For the sound cards, go to the manufacturer's website and look up the power requirements for the cards or check the documentation that came with the cards.
For the PSU - see above. The sound cards might require a direct power connection to the PSU like a PCIe gfx card.
 
I was planning to use Windows software I guess to setup the Windows array. But keep in mind that being able to transfer files between the Mac and Windows side is not important. Also, would RAID 10 work better than RAID 1? Also, I don't really know what a NAS is. Doing a quick google search it's like a server that multiple computers can get files off, I don't understand how that would benefit me. Let me see if i understand, doing two separate RAID 1 arrays makes 2 different arrays, one for Mac OS X, one for Windows. RAID 10 would make one large array, which means I'd have to install Mac OS X and Windows on the same drives. Wouldn't it be more beneficial to keep the OS's on separate HDD setups? I don't have much experience with RAID so any advice would be appreciated.
 
I was planning to use Windows software I guess to setup the Windows array. But keep in mind that being able to transfer files between the Mac and Windows side is not important. Also, would RAID 10 work better than RAID 1? Also, I don't really know what a NAS is. Doing a quick google search it's like a server that multiple computers can get files off, I don't understand how that would benefit me. Let me see if i understand, doing two separate RAID 1 arrays makes 2 different arrays, one for Mac OS X, one for Windows. RAID 10 would make one large array, which means I'd have to install Mac OS X and Windows on the same drives. Wouldn't it be more beneficial to keep the OS's on separate HDD setups? I don't have much experience with RAID so any advice would be appreciated.
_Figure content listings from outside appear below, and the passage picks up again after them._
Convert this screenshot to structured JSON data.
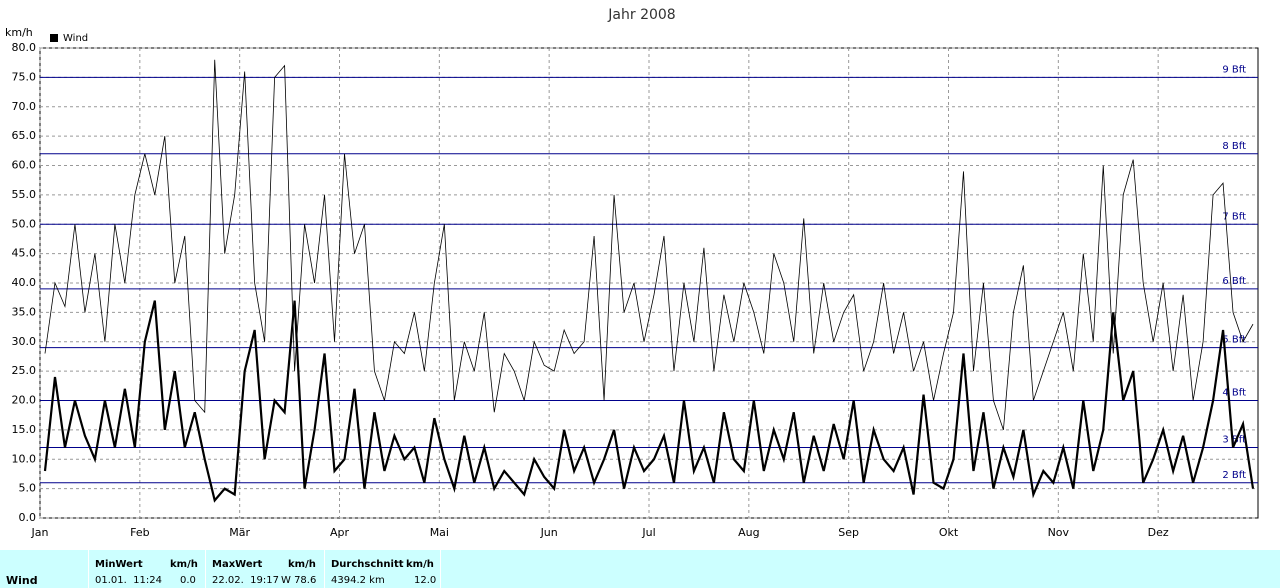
{
  "chart_data": {
    "type": "line",
    "title": "Jahr 2008",
    "y_unit": "km/h",
    "categories": [
      "Jan",
      null,
      null,
      null,
      null,
      null,
      null,
      null,
      null,
      null,
      "Feb",
      null,
      null,
      null,
      null,
      null,
      null,
      null,
      null,
      null,
      "Mär",
      null,
      null,
      null,
      null,
      null,
      null,
      null,
      null,
      null,
      "Apr",
      null,
      null,
      null,
      null,
      null,
      null,
      null,
      null,
      null,
      "Mai",
      null,
      null,
      null,
      null,
      null,
      null,
      null,
      null,
      null,
      null,
      "Jun",
      null,
      null,
      null,
      null,
      null,
      null,
      null,
      null,
      null,
      "Jul",
      null,
      null,
      null,
      null,
      null,
      null,
      null,
      null,
      null,
      "Aug",
      null,
      null,
      null,
      null,
      null,
      null,
      null,
      null,
      null,
      "Sep",
      null,
      null,
      null,
      null,
      null,
      null,
      null,
      null,
      null,
      "Okt",
      null,
      null,
      null,
      null,
      null,
      null,
      null,
      null,
      null,
      null,
      "Nov",
      null,
      null,
      null,
      null,
      null,
      null,
      null,
      null,
      null,
      "Dez",
      null,
      null,
      null,
      null,
      null,
      null,
      null,
      null,
      null
    ],
    "series": [
      {
        "name": "Wind",
        "color": "#000000",
        "width": 2.2,
        "values": [
          8,
          24,
          12,
          20,
          14,
          10,
          20,
          12,
          22,
          12,
          30,
          37,
          15,
          25,
          12,
          18,
          10,
          3,
          5,
          4,
          25,
          32,
          10,
          20,
          18,
          37,
          5,
          15,
          28,
          8,
          10,
          22,
          5,
          18,
          8,
          14,
          10,
          12,
          6,
          17,
          10,
          5,
          14,
          6,
          12,
          5,
          8,
          6,
          4,
          10,
          7,
          5,
          15,
          8,
          12,
          6,
          10,
          15,
          5,
          12,
          8,
          10,
          14,
          6,
          20,
          8,
          12,
          6,
          18,
          10,
          8,
          20,
          8,
          15,
          10,
          18,
          6,
          14,
          8,
          16,
          10,
          20,
          6,
          15,
          10,
          8,
          12,
          4,
          21,
          6,
          5,
          10,
          28,
          8,
          18,
          5,
          12,
          7,
          15,
          4,
          8,
          6,
          12,
          5,
          20,
          8,
          15,
          35,
          20,
          25,
          6,
          10,
          15,
          8,
          14,
          6,
          12,
          20,
          32,
          12,
          16,
          5
        ]
      },
      {
        "color": "#000000",
        "width": 0.8,
        "values": [
          28,
          40,
          36,
          50,
          35,
          45,
          30,
          50,
          40,
          55,
          62,
          55,
          65,
          40,
          48,
          20,
          18,
          78,
          45,
          55,
          76,
          40,
          30,
          75,
          77,
          25,
          50,
          40,
          55,
          30,
          62,
          45,
          50,
          25,
          20,
          30,
          28,
          35,
          25,
          40,
          50,
          20,
          30,
          25,
          35,
          18,
          28,
          25,
          20,
          30,
          26,
          25,
          32,
          28,
          30,
          48,
          20,
          55,
          35,
          40,
          30,
          38,
          48,
          25,
          40,
          30,
          46,
          25,
          38,
          30,
          40,
          35,
          28,
          45,
          40,
          30,
          51,
          28,
          40,
          30,
          35,
          38,
          25,
          30,
          40,
          28,
          35,
          25,
          30,
          20,
          28,
          35,
          59,
          25,
          40,
          20,
          15,
          35,
          43,
          20,
          25,
          30,
          35,
          25,
          45,
          30,
          60,
          28,
          55,
          61,
          40,
          30,
          40,
          25,
          38,
          20,
          30,
          55,
          57,
          35,
          30,
          33
        ]
      }
    ],
    "ylim": [
      0,
      80
    ],
    "yticks": [
      {
        "value": 0,
        "label": "0.0"
      },
      {
        "value": 5,
        "label": "5.0"
      },
      {
        "value": 10,
        "label": "10.0"
      },
      {
        "value": 15,
        "label": "15.0"
      },
      {
        "value": 20,
        "label": "20.0"
      },
      {
        "value": 25,
        "label": "25.0"
      },
      {
        "value": 30,
        "label": "30.0"
      },
      {
        "value": 35,
        "label": "35.0"
      },
      {
        "value": 40,
        "label": "40.0"
      },
      {
        "value": 45,
        "label": "45.0"
      },
      {
        "value": 50,
        "label": "50.0"
      },
      {
        "value": 55,
        "label": "55.0"
      },
      {
        "value": 60,
        "label": "60.0"
      },
      {
        "value": 65,
        "label": "65.0"
      },
      {
        "value": 70,
        "label": "70.0"
      },
      {
        "value": 75,
        "label": "75.0"
      },
      {
        "value": 80,
        "label": "80.0"
      }
    ],
    "grid": true,
    "legend": "top-left",
    "bft_lines": [
      {
        "value": 6,
        "label": "2 Bft"
      },
      {
        "value": 12,
        "label": "3 Bft"
      },
      {
        "value": 20,
        "label": "4 Bft"
      },
      {
        "value": 29,
        "label": "5 Bft"
      },
      {
        "value": 39,
        "label": "6 Bft"
      },
      {
        "value": 50,
        "label": "7 Bft"
      },
      {
        "value": 62,
        "label": "8 Bft"
      },
      {
        "value": 75,
        "label": "9 Bft"
      }
    ],
    "bft_color": "#00008b"
  },
  "table": {
    "row_label": "Wind",
    "columns": [
      {
        "header": "MinWert",
        "unit": "km/h",
        "when": "01.01.  11:24",
        "value": "0.0"
      },
      {
        "header": "MaxWert",
        "unit": "km/h",
        "when": "22.02.  19:17",
        "value": "W 78.6"
      },
      {
        "header": "Durchschnitt",
        "unit": "km/h",
        "when": "4394.2 km",
        "value": "12.0"
      }
    ]
  }
}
NAS = Network Attached Storage.
Raid 10 on 4 drives = 2 drive pairs set up in Raid 1 and then striped RAID 0. Done this way, a drive in each pair can fail and you can still recover.
You still need a separate SSD for OS X and Windows.
 
Okay so you're proposing that I use two SSD's, for each OS. Then I use 4 HDD for a RAID 10 array, for speed/reliability. If I use 4 3TB drives how much will I have total in the array? I believe it's 6TB correct? Okay well anyways, doing that setup will make the Windows and OS X side use the same exact array for the storage of the two OS's, instead of having two separate RAID 1 arrays for each OS. Wouldn't doing what you proposed cause issues with Mac not being able to write/read to the same type of drive format as Windows? And won't that cause the files to be overlapping? So OS X and Windows files would be intertwined? I don't know much about all this but it seems to me doing ONE RAID 10 array for TWO separate OS's seems like it wouldn't work so well. It seems to me that having each OS have it's own independent HDD setup seems like it would work better, kind of like two separate computers in 1 case. Please tell me if there's something I'm getting wrong.
 
Okay so you're proposing that I use two SSD's, for each OS. Then I use 4 HDD for a RAID 10 array, for speed/reliability. If I use 4 3TB drives how much will I have total in the array? I believe it's 6TB correct? Okay well anyways, doing that setup will make the Windows and OS X side use the same exact array for the storage of the two OS's, instead of having two separate RAID 1 arrays for each OS. Wouldn't doing what you proposed cause issues with Mac not being able to write/read to the same type of drive format as Windows? And won't that cause the files to be overlapping? So OS X and Windows files would be intertwined? I don't know much about all this but it seems to me doing ONE RAID 10 array for TWO separate OS's seems like it wouldn't work so well. It seems to me that having each OS have it's own independent HDD setup seems like it would work better, kind of like two separate computers in 1 case. Please tell me if there's something I'm getting wrong.

I was proposing that in a NAS, not in your build. In your build you would probably do better with 2 pairs in RAID 1 - a pair for each OS, but I am not sure how that will work out - never tried it myself.
I do wish you good luck with it, though. When you do your build and get it all set up, post in the User Builds with a How-To for other users.